Slithering Snakes


Emergent Literacy

                                   Hannah Jackson                                  



The goal of this lesson is for students to identify /s/. Students will learn to recognize /s/ in spoken words by learning a meaningful representation (slithering snake) and the letter symbol  S, practice finding /s/ in words through reading, and apply phoneme awareness with /s/ in phonetic cue reading by distinguishing rhyming words from beginning letters.


Picture of a slithering snake, chart with the chant: “Susie saw striped sunflowers” primary paper, pencil, whiteboard, dry erase marker, Scoot, by Cathryn Falwell


1. Introduce lesson, “Good morning friends! Today we are going to learn about a new letter, the letter S and the sound it makes and how to make it. We spell /s/ with a S.

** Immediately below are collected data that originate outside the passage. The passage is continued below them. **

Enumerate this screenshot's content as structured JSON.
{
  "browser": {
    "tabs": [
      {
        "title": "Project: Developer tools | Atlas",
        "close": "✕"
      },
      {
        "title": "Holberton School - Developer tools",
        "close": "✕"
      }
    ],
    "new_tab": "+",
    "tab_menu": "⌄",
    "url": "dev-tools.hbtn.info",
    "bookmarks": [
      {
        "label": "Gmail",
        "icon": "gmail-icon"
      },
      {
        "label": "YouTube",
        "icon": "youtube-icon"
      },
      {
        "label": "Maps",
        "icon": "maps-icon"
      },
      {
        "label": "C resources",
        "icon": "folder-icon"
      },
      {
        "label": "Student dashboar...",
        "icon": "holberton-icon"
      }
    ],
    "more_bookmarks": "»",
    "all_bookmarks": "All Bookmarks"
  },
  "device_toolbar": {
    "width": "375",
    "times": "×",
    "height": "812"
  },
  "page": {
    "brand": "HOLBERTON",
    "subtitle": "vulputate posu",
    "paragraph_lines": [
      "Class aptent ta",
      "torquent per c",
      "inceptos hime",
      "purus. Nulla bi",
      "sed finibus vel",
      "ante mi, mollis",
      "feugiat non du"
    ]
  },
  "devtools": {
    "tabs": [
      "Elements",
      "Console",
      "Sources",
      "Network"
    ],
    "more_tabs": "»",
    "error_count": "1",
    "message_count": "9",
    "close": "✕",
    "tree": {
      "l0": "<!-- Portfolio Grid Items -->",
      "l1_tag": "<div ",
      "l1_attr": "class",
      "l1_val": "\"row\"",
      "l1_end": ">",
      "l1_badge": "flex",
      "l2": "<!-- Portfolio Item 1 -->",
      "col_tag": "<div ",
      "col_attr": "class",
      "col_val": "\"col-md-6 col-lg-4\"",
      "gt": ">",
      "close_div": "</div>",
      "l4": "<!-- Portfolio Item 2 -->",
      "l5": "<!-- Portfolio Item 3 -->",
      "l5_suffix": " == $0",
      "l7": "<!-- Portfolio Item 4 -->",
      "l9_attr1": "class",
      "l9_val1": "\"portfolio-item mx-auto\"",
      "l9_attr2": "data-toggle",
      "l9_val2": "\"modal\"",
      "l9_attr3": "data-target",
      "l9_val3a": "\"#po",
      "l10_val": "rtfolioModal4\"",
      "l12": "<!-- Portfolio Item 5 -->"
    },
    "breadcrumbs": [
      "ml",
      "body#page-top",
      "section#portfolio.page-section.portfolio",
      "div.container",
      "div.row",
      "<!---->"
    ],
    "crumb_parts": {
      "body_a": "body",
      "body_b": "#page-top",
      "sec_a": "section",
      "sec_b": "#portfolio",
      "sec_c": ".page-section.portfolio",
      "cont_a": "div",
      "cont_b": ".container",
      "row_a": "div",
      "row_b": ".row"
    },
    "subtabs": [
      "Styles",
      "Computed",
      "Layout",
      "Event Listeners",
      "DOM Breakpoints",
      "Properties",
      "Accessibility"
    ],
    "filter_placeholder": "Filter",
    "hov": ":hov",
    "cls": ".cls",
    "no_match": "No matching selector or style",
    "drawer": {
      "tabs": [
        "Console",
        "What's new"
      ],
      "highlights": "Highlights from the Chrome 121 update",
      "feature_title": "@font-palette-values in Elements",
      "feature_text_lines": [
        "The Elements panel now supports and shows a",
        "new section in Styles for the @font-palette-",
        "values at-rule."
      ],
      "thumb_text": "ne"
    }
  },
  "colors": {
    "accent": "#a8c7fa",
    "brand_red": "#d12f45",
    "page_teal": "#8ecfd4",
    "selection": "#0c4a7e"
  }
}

2. “Does anyone know what this picture is?” (Hold up a picture of a slithering snake) Correct! It’s a snake! How does a snake move? (Move arm in a “s” pattern.) What does a snake sound like? (Demonstrate what a snake sounds like then have the children participate with you. “Great! Does anyone notice that their tongue is touching their teeth when the say that? Also, the letter S looks like a snake and it sounds like a snake!

3. Let’s look for the letter s in the word cooks. I will say the word really slow to make sure you all can hear the snake in the word, ccccooookkksssss. Did you hear it? Great!

4. “Let’s try a tongue twister!” (Point to chart, Susie saw striped sunflower seeds) Say it through once for the children, then have children say it with you. “Now, when you hear the sound /s/ everyone wriggles their arms like a snake” (demonstrate again to children what to do with their arms, arms move in an “s” pattern).

5. (Have students take out primary paper and pencil) “Did you know that we use letters to demonstrate sounds that we hear? (Demonstrate on a whiteboard how to make a lowercase letter s) Start at the rooftop and curve down through the fence and curve back up when you get to the sidewalk. Alright, now you all try! I will come around and check your work. If I say you did it right, go ahead and make 9 more.

6. Call on students and ask them how they knew: Do you hear /s/ in sign or rhyme?  Star or bar? Rock or sock? Let’s see if you can spot when my tongue hits the back of my teeth to make the /s/ sound, if you hear the sound, move your arms like a snake. If you don’t hear the sound, make an “x” with your arms: stitch, sting, ring, stop, have, sun

7. Now students, it is time to hear a story. We will be reading Scoot, by Cathryn Falwell. This book is about lots of animals in the woods, and they like to play and jump around in the woods, except for these six turtles. They like to sit, and not move, but strong winds come upon the turtles. What do you think will happen to the six silent turtles? Let’s read it to find out! Also, pay extra close attention to words that have the sssss sound. And if you hear the ssss sound, wave your arms around like a snake!  

8. For assessment, the children will be given a worksheet with different pictures on it. Tell the students if the picture beings with an s, then they may color it. If it doesn’t, they should draw an x over the picture.


Adams, Marilyn Jager. Beginning to Read: Thinking and Learning about Print. Urbana, IL: Center for the Study of Reading, 36-43

Bell, Elizabeth. Slinky Scaly Snakes.

Falwell, Cathryn. Scoot! China. Greenwillow Books, 2008.